Friday, January 19, 2007

A strategy which works

The question I have chosen to address for the Blogs4Life Online Symposium is:
Defining our Approach Choosing between Incrementalism and Absolutism

Should we approach pro-life issues on an incremental basis, gradually achieving our goals by compromise and exceptions? Or, should we settle for nothing less than full legal recognition of the sanctity for life? What are the merits for these positions? What are the drawbacks?

A couple of general points to start with:

1. Both incrementalists (those who favor working to end legal abortion through incremental laws like parental consent and abortion clinic regulations) and absolutists (those who would favor trying to end legal abortion only through laws that ban abortion outright) have the same goal.
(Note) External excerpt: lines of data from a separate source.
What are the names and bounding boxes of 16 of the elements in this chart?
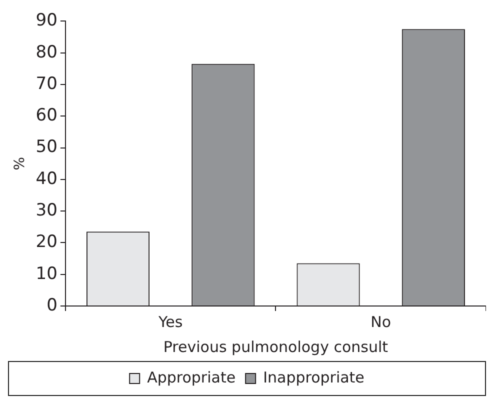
- y-tick-label: 60: [36, 106, 58, 126]
- x-tick-label: No: [370, 312, 392, 331]
- y-tick-label: 0: [46, 295, 58, 316]
- x-axis-title: Previous pulmonology consult: [163, 338, 388, 356]
- y-tick-label: 30: [36, 200, 58, 220]
- y-tick-label: 50: [36, 137, 58, 158]
- y-tick-label: 70: [36, 74, 58, 94]
- y-tick-label: 20: [36, 232, 58, 252]
- legend-label: Inappropriate: [263, 368, 364, 386]
- legend-label: Appropriate: [147, 368, 236, 386]
- y-tick-label: 10: [36, 264, 58, 284]
- y-tick-label: 40: [36, 168, 58, 189]
- y-tick-label: 90: [36, 10, 58, 31]
- y-tick-label: 80: [36, 42, 58, 62]
- x-tick-label: Yes: [157, 312, 183, 331]
- y-axis-title: %: [12, 156, 28, 170]
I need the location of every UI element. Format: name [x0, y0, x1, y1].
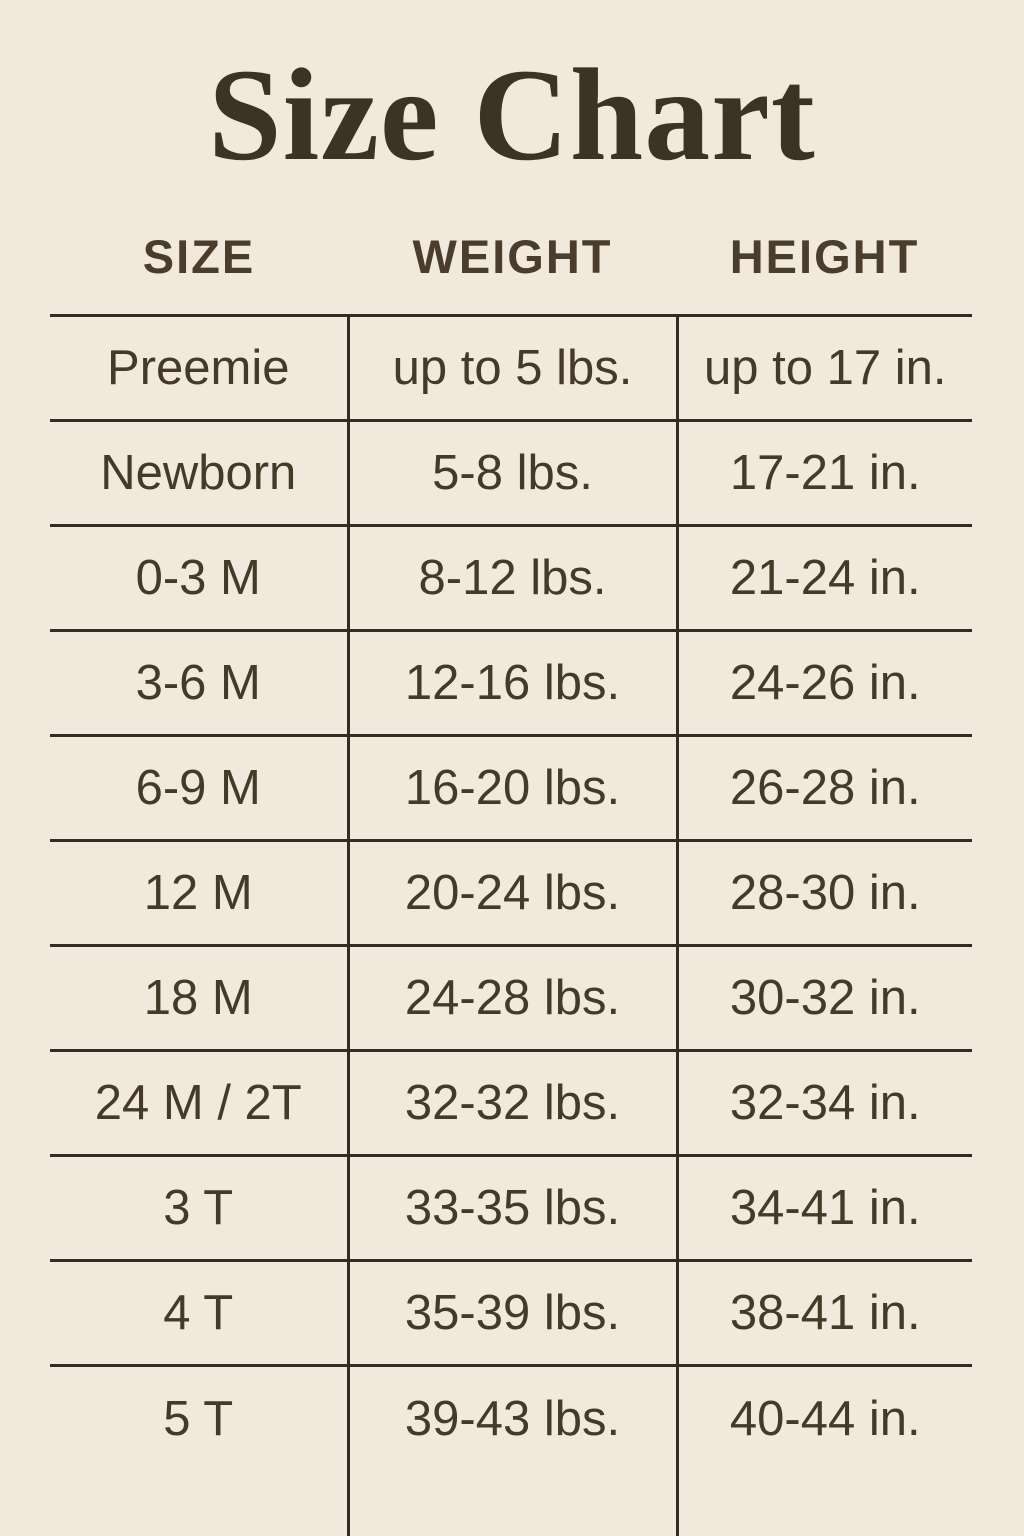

Both want legal abortion to end. Their disagreement is over strategy, not what they want the end result to be.

2. There is no place in a rational discourse on this topic for accusations about prolife individuals not being "truly prolife" or having ulterior motives. There is also no place for claims that laws which attempt to restrict abortion are "inherently evil." These claims and accusations do nothing to move the conversation forward.

With those points aside I'd also say I'm not sure I like the phrasing of the question above. For example, those who believe in an incrementalist strategy don't plan on stopping/settling until there is nothing less than full legal recognition of the unborn child. They're just going about reaching that goal in a different way than trying to take the whole cake with one swipe. I'm also not sure incrementalists want or need to compromise with pro-choicers. While laws that force minors to obtain their parents' consent before an abortion don't protect the life of every unborn child, I don't think I would label these laws, which are vehemently opposed by pro-choice organizations, "compromises." They are more like tiny steps which bring us closer to our goal.

I think the main questions in front of us when deciding whether to use an incrementalist strategy or an absolutist strategy is simply:

Which will work better? Which strategy will be more likely to end legal abortion?

And from what I've seen while being part of the prolife movement, the incrementalist strategy works better than an absolutist strategy which will only take an all-or-nothing-right-now approach to abortion legislation. I feel if the prolife movement focused all its legislative efforts on passing laws that banned all abortions at this moment in time then the progress we've made in the last number of years would come to a screeching halt and most likely start to turn in the other direction.

Incremental laws which regulate abortion clinics have done some amazing things. In Mississippi there is only one abortion clinic. All the others have closed up shop. In Michigan, the number of abortions performed annually has been cut nearly in half in the last two decades and is at its lowest point since abortions have been reported to the state. The states with the lowest grades from NARAL typically have much lower abortion rates (usually somewhere around 10 abortions per 1,000 women aged 15-44) than the states who are favored by NARAL.

These prolife victories certainly aren't the end goal but I believe they bring us closer to it. These laws not only help decrease the number of abortions but also give prolifers a chance to educate the public on abortion and win hearts and minds. Abortion becomes seen no longer as a necessary right but as something which is so onerous it needs to be restricted as much as is currently possible.

Meanwhile, when the absolutist strategy is used as it recently was in South Dakota, the results are less impressive. In South Dakota, which is arguably one of the most conservative and prolife states in our country, a referendum on a law to ban all abortions received only 44.5% of the votes and when not enough votes were garnered, some prolifers quickly starting pointing fingers at other prolifers. One wondered what would have happened if more prolife groups had joined their efforts while another prolifer claimed the ban failed because it focused too much on how abortion hurts women and not enough on how abortion kills unborn children.

Why is it that those in favor of trying to ban all abortions often immediately point the finger at other prolifers when their efforts fail? Instead of possibly rethinking strategy, the response I typically see from absolutists when they fail is to lay the blame on other prolifers who don't agree with their specific strategy.

But what if the South Dakota ban had received a majority of votes? Would it have saved the life of one child or would it have been immediately challenged in court and eventually ruled unconstitutional? If it was ruled unconstitutional, what then? Another complete ban leading to another court battle leading to another unfavorable ruling? How would that move us closer to our goal?

When Roe falls, the national debate over abortion will become 50 separate debates over abortion. In some states like South Dakota, an abortion ban which included exceptions for rape and incest would likely meet the approval of a majority of voters. If such a ban with exceptions passed, this wouldn't mean that prolifers would have to stop in their efforts to gain legal rights for unborn children conceived in rape. Instead, it would allow them to work for the last small piece of the puzzle when they've already put the vast majority of it together.

If the question before us is what strategy works best and is most likely to bring us to a point where every unborn child is protected by law I see the incrementalist strategy as the strategy with the most merits and the least drawbacks.